Dehydration proteins (dehydrins, DHNs) confer tolerance to water-stress deficit to plants, thus playing a fundamental role in plant response and adaptation to water-deprivation stressful environments. We have performed a comparative genomics and evolutionary study of DHN genes in four model Brachypodium grass species, and a drought-induced functional analysis in 32 ecotypes of the flagship species B. distachyon, to gain insight into the origins and dynamics of these proteins and the correlated drought-mediated phenotypic responses in ecotypes showing different hydric requirements. Genomic sequence analysis detected 10 types of dehydrin genes (Bdhn) across the Brachypodium species, totalling 47 genes. Domain and conserved motif contents of peptides encoded by Bdhn genes revealed eight protein architectures, YSɸK2 being the most common architecture. Bdhn genes were spread across several chromosomes and more frequent in syntenic chromosomes 3 and 4 of B. distachyon, 4 and 5 of B. stacei and 4 of B. sylvaticum. Tandem and segmental duplication events were detected for four Bdhn genes. Selection analysis indicated that all the Bdhn genes were constrained by purifying selection. Three upstream cis-regulatory motifs (BES1, MYB124, ZAT) were consistently detected in several Bdhn genes. Functional analysis in 32 natural accessions of B. distachyon demonstrated that only four Bdhn genes (Bdhn1, Bdhn2, Bdhn3, Bdhn7) were expressed in mature leaves and that all of them were significantly more highly expressed in plants under drought conditions.
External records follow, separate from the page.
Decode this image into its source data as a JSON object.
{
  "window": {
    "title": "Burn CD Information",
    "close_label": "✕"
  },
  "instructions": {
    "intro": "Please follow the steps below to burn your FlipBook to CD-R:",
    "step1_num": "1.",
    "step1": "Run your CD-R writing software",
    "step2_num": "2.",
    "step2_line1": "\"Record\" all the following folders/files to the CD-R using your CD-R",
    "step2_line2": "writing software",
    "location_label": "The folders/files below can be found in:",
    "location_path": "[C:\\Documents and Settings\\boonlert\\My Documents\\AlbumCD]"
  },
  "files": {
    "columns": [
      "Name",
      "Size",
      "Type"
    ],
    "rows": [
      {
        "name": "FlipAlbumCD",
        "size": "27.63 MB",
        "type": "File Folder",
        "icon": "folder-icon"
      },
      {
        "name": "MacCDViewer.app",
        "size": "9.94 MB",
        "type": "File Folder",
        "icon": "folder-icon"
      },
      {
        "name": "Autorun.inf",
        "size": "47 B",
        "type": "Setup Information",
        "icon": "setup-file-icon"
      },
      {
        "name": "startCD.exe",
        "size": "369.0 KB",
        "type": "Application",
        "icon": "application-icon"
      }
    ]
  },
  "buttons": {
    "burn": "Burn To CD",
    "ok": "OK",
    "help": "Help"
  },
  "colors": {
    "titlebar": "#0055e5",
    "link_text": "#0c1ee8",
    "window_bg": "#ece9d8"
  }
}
These genes corresponded to wheat orthologs that were also significantly more expressed under drought stress. Brachypodium dehydrin expression was significantly correlated with drought-response phenotypic traits (plant biomass, leaf carbon and proline contents and WUE increases, leaf water and nitrogen content changes) being more pronounced in drought-tolerant ecotypes. Bdhn expression, associated phenotypic trait changes and climate niche variation did not show significant phylogenetic signal when tested in the B. distachyon genealogical-species tree. By contrast, some of them showed low or marginal significant phylogenetic signal when tested in the B. distachyon Bdhn tree, suggesting that Bdhn gene evolution is partially related to adaptation to drought in this species. Our results demonstrate that dehydrin composition and regulation is a key factor determining the acquisition of water-stress tolerance in grasses.